Gallbladder empyema: a rare and severe complication of acute cholecystitis (case report)

Gallbladder empyema: a rare and severe complication of acute cholecystitis (case report)

Abdelkader Sqalli Houssaini1,&, Hatim Essaber1, Ikram Sarsar1, Ali Haidar1, Sara Loubaris1, Youssef Omor1, Rachida Latib1, Sanae Amalik1

 

1Radiology Department of National Institute of Oncology, CHU Ibn Sina, University Mohamed V Faculty of Medicine and Pharmacy, Rabat, Morocco

 

 

&Corresponding author
Abdelkader Sqalli Houssaini, Radiology Department of National Institute of Oncology, CHU Ibn Sina, University Mohamed V Faculty of Medicine and Pharmacy, Rabat, Morocco

 

 

Abstract

Gallbladder empyema is a rare and severe complication of acute cholecystitis that requires prompt recognition and intervention. We report the case of an 84-year-old male presenting with severe epigastric pain and general symptoms, including chills, in the absence of fever. Physical examination revealed a palpable mass, while imaging studies, including ultrasound and CT scan, demonstrated gallbladder distension, wall irregularities, and peri-vesicular edema, suggestive of empyema. The diagnosis was confirmed by biopsy, showing inflammatory infiltration and pus accumulation. The patient was successfully treated with triple antibiotic therapy, leading to complete resolution of the abscess without surgical intervention. This case underscores the importance of timely imaging and clinical vigilance in diagnosing gallbladder empyema, particularly in elderly patients with atypical presentations.

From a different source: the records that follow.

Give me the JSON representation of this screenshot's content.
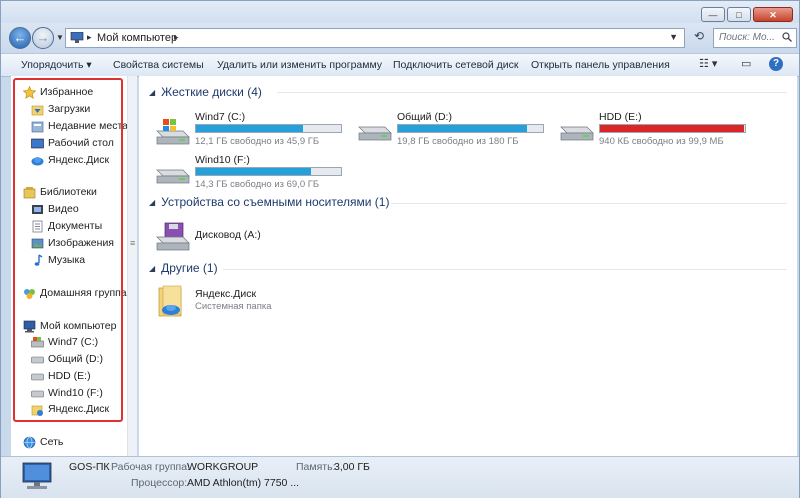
{
  "window": {
    "minimize": "—",
    "maximize": "□",
    "close": "✕"
  },
  "address": {
    "crumb": "Мой компьютер",
    "search_placeholder": "Поиск: Мо..."
  },
  "toolbar": {
    "organize": "Упорядочить ▾",
    "system_properties": "Свойства системы",
    "uninstall": "Удалить или изменить программу",
    "map_drive": "Подключить сетевой диск",
    "control_panel": "Открыть панель управления"
  },
  "nav": {
    "favorites": "Избранное",
    "downloads": "Загрузки",
    "recent": "Недавние места",
    "desktop": "Рабочий стол",
    "yandex_fav": "Яндекс.Диск",
    "libraries": "Библиотеки",
    "video": "Видео",
    "documents": "Документы",
    "images": "Изображения",
    "music": "Музыка",
    "homegroup": "Домашняя группа",
    "computer": "Мой компьютер",
    "wind7": "Wind7 (C:)",
    "common": "Общий (D:)",
    "hdd": "HDD (E:)",
    "wind10": "Wind10 (F:)",
    "yandex": "Яндекс.Диск",
    "network": "Сеть"
  },
  "sections": {
    "hard_drives": "Жесткие диски (4)",
    "removable": "Устройства со съемными носителями (1)",
    "other": "Другие (1)"
  },
  "drives": [
    {
      "name": "Wind7 (C:)",
      "info": "12,1 ГБ свободно из 45,9 ГБ",
      "used_fraction": 0.74,
      "color": "#26a0da"
    },
    {
      "name": "Общий (D:)",
      "info": "19,8 ГБ свободно из 180 ГБ",
      "used_fraction": 0.89,
      "color": "#26a0da"
    },
    {
      "name": "HDD (E:)",
      "info": "940 КБ свободно из 99,9 МБ",
      "used_fraction": 0.99,
      "color": "#da2626"
    },
    {
      "name": "Wind10 (F:)",
      "info": "14,3 ГБ свободно из 69,0 ГБ",
      "used_fraction": 0.79,
      "color": "#26a0da"
    }
  ],
  "removable": {
    "name": "Дисковод (A:)"
  },
  "other": {
    "name": "Яндекс.Диск",
    "type": "Системная папка"
  },
  "status": {
    "pc_name": "GOS-ПК",
    "workgroup_label": "Рабочая группа:",
    "workgroup": "WORKGROUP",
    "memory_label": "Память:",
    "memory": "3,00 ГБ",
    "cpu_label": "Процессор:",
    "cpu": "AMD Athlon(tm) 7750 ..."
  }
}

Early management can prevent life-threatening complications, highlighting the critical role of radiological findings in guiding therapeutic decisions.

 

 

Introduction    Down

Acute cholecystitis is an inflammatory condition of the gallbladder, typically caused by cystic duct obstruction due to cholelithiasis, which leads to distension and inflammation [1,2]. While it usually manifests with fever, right upper quadrant pain, and nausea, complications such as gallbladder empyema are rare but pose significant risks, including severe sepsis and even mortality if not promptly managed [3]. Gallbladder empyema is characterized by the accumulation of purulent material within the gallbladder, which can complicate the clinical course and delay diagnosis, especially in elderly patients presenting with atypical symptoms. Radiological imaging, including ultrasonography and CT scans, is essential in identifying this rare condition and guiding management [4]. We report the case of an 84-year-old male with gallbladder empyema, presenting atypically with the absence of fever and delayed diagnosis, highlighting the importance of timely imaging and clinical vigilance.

 

 

Patient and observation Up    Down

Patient information: an 84-year-old male, non-smoker, non-alcoholic, hypertensive. He had no prior surgical interventions.

Clinical findings: the patient presented with severe pain in the epigastrium and right upper quadrant of the abdomen for one month. He did not present fever but reported chills, nausea, and unquantified weight loss. A palpable mass was detected in the right upper quadrant.

Timeline of the current episode: August 1, 2023: Onset of severe epigastric pain and chills. August 5, 2023: Consultation for nausea and weight loss; right upper quadrant mass detected on physical examination. August 10, 2023: ultrasound and CT scan were conducted August 12, 2023: biopsy of the gallbladder was performed. August 15, 2023: diagnosis of gallbladder empyema; initiation of triple antibiotic therapy. November 15, 2023: follow-up CT scan demonstrated complete abscess resolution with significant patient recovery.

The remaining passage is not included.